4 critical vulnerabilities in Fortinet FortiWeb product

Cybersecurity specialists report the detection of four vulnerabilities in FortiWeb, the web application firewall (WAF) solution developed by the technology firm Fortinet. According to the report, the successful exploitation of these flaws would allow the deployment of multiple malicious scenarios.

Below are brief descriptions of the reported flaws, in addition to their respective identification keys and scores assigned under the Common Vulnerability Scoring System (CVSS).

CVE-2021-41018: Incorrect input validation in the affected application would allow authenticated remote users to send specially crafted HTTP GET requests to WAD configuration handlers and execute arbitrary commands on the affected system.

The flaw received a CVSS score of 7.7/10 and its successful exploitation could result in the execution of arbitrary shell commands on the vulnerable system.

CVE-2021-36193: A throttling error would allow local users to execute specially crafted commands on the target system to trigger a stack-based buffer overflow and execute arbitrary code on the target system.

This is a low-severity vulnerability and received a CVSS score of 5.8/10.

CVE-2021-42753: The vulnerability exists due to an input validation error when processing directory traversal sequences, which would allow remote users to send a specially crafted HTTP request and delete arbitrary files and folders from the affected system.

The vulnerability received a CVSS score of 5.7/10.
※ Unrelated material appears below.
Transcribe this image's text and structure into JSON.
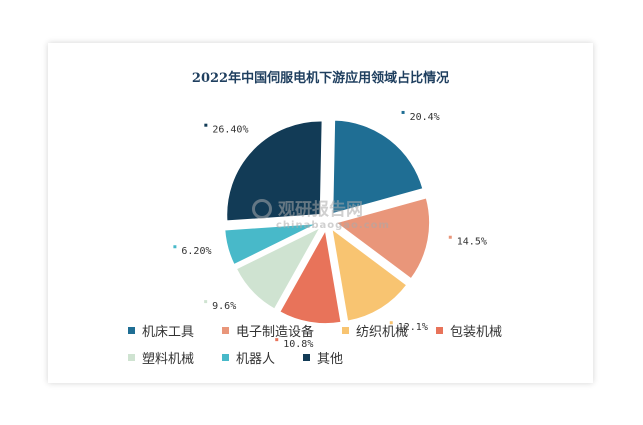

CVE-2021-43073: Incorrect input validation in FortiWeb would allow authenticated remote users to send specially crafted HTTP requests to the ApplicationDelivery, JsonProtection, and WebProtection handlers, leading to an arbitrary command execution scenario.

This is a high severity flaw and received a CVSS score of 7.7/10.

According to the report, the flaws reside in the following versions of Fortinet FortiWeb: 5.8.0, 5.8.1, 5.8.2, 5.8.3, 5.8.5, 5.8.6, 5.8.7, 5.9.0, 5.9.1, 6.0.0, 6.0.1, 6.0.2, 6.0.3, 6.0.4, 6.0.5, 6.0.6, 6.0.7, 6.1.0, 6.1.1, 6.1.2, 6.2.0, 6.2.1, 6.2.2, 6.2.3, 6.2.4, 6.2.5, 6.2.6, 6.3.0, 6.3.1, 6.3.2, 6.3.3, 6.3.4, 6.3.5, 6.3.6, 6.3.7, 6.3.8, 6.3.9, 6.3.10, 6.3.11, 6.3.12, 6.3.13, 6.3.14, 6.3.15,  6.3.16, 6.4.0 and 6.4.1.

While vulnerabilities can be exploited by unauthenticated threat actors, no active exploitation attempts have been detected so far. However, cybersecurity specialists recommend updating as soon as possible.